Где та бумажка с номером, о которой говорил Пескарь? А, вот она, приколота булавкой у зеркала. Я сорвал листок и выскочил из дома.
Ночка ела жадно, настороженно погладывала на Ваську: не собирается ли отнять?
Мама погладила кошку по тощей шейке:
— Бедняга оголодала… Пусть у нас остаётся, не возражаете?
Мы не возражали.
— И что тебя понесло к Пескарю? — спросил отец, помешивая ложечкой чай.
— Мне показалось, что он звал по имени. Подумал, что сердце прихватило.
Родители переглянулись, значительно помолчали, а потом отец сказал, что Пескарь отравился суррогатной водкой.

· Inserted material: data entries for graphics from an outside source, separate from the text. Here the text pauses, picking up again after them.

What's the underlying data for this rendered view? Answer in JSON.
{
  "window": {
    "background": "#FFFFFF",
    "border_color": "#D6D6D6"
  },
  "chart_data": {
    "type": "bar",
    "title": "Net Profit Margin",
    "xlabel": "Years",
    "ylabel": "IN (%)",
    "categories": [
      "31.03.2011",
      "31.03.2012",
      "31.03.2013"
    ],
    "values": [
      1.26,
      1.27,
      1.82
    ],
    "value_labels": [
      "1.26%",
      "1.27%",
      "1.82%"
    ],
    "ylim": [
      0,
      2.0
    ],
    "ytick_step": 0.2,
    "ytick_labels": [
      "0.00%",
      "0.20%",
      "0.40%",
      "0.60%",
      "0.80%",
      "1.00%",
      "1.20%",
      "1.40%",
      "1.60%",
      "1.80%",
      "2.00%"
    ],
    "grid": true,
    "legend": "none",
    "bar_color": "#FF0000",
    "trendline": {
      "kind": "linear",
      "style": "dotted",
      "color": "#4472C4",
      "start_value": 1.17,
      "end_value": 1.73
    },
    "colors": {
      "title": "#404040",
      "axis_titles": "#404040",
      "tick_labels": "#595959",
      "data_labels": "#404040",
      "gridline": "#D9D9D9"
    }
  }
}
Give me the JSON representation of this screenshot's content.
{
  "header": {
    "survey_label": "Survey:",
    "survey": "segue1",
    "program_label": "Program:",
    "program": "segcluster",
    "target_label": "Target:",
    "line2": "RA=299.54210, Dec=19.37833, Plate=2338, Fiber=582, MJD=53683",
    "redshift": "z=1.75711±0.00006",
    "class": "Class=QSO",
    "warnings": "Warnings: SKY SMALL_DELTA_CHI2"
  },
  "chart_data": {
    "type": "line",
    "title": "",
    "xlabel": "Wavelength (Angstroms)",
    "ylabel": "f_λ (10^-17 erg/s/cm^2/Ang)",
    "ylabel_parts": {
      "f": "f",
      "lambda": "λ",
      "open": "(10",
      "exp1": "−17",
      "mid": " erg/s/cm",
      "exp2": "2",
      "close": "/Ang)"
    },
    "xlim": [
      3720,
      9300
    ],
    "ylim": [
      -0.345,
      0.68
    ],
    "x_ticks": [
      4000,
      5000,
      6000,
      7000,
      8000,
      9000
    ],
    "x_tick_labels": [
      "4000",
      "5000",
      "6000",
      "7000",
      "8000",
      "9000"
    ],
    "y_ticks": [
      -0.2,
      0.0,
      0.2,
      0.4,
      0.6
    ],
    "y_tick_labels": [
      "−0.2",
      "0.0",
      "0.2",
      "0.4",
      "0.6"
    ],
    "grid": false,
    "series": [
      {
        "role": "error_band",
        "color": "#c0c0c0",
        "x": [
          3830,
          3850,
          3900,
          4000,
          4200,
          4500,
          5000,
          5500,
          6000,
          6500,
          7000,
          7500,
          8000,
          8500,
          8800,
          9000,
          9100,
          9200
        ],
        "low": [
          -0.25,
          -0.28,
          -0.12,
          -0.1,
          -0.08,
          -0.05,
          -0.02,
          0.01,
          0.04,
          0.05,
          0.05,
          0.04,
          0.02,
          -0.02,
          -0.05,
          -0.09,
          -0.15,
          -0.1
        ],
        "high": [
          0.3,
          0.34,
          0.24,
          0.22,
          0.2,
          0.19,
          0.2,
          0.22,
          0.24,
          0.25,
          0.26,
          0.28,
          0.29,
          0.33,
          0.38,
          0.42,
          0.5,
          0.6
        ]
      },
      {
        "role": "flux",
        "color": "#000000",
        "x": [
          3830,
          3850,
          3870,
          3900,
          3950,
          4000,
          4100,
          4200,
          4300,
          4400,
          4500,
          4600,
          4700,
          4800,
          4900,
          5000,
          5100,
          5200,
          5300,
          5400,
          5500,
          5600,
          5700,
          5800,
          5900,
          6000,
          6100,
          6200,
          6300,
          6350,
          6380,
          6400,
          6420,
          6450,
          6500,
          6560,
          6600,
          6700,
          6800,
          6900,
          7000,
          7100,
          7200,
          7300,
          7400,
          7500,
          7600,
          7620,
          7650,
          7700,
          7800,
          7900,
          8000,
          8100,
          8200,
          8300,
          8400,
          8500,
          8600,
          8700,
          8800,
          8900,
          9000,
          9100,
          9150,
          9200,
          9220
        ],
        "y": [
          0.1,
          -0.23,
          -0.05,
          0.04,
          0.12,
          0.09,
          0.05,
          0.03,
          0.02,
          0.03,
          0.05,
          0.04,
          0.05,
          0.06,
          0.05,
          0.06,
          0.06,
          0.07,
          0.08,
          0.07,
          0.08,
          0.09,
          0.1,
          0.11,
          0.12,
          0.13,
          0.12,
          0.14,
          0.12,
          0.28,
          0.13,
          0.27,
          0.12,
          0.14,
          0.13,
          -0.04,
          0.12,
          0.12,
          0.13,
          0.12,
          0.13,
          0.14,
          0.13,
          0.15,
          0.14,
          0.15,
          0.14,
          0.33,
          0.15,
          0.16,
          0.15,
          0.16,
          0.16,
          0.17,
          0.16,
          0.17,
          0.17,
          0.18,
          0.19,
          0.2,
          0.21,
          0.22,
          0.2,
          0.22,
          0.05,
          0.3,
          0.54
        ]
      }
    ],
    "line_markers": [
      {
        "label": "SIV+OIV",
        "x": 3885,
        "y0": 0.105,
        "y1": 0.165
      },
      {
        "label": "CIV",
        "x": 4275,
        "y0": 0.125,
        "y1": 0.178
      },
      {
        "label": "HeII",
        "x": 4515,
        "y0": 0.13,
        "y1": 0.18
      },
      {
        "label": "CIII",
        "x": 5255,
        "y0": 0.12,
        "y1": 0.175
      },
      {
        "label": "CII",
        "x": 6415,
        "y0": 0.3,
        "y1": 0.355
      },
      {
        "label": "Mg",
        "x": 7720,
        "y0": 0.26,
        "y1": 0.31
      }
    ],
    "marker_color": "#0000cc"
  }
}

— Сколько можно пить? Ведь не хуже других жил, семья была… Надо его дочери позвонить, сообщить как-то деликатно.
— Я уже позвонила. Татьяна вылетит ближайшим рейсом, — успокоила мама.
Она поднялась, выплеснула в раковину нетронутый чай.
— Лягу пораньше, расстроилась я.
Я нащупал через ткань перстень в кармане и вдруг подумал, что если надену его, то увижу в нашей кухне Пескаря, стоящего у холодильника или даже сидящего за столом. Посмотрел на свободный стул и содрогнулся.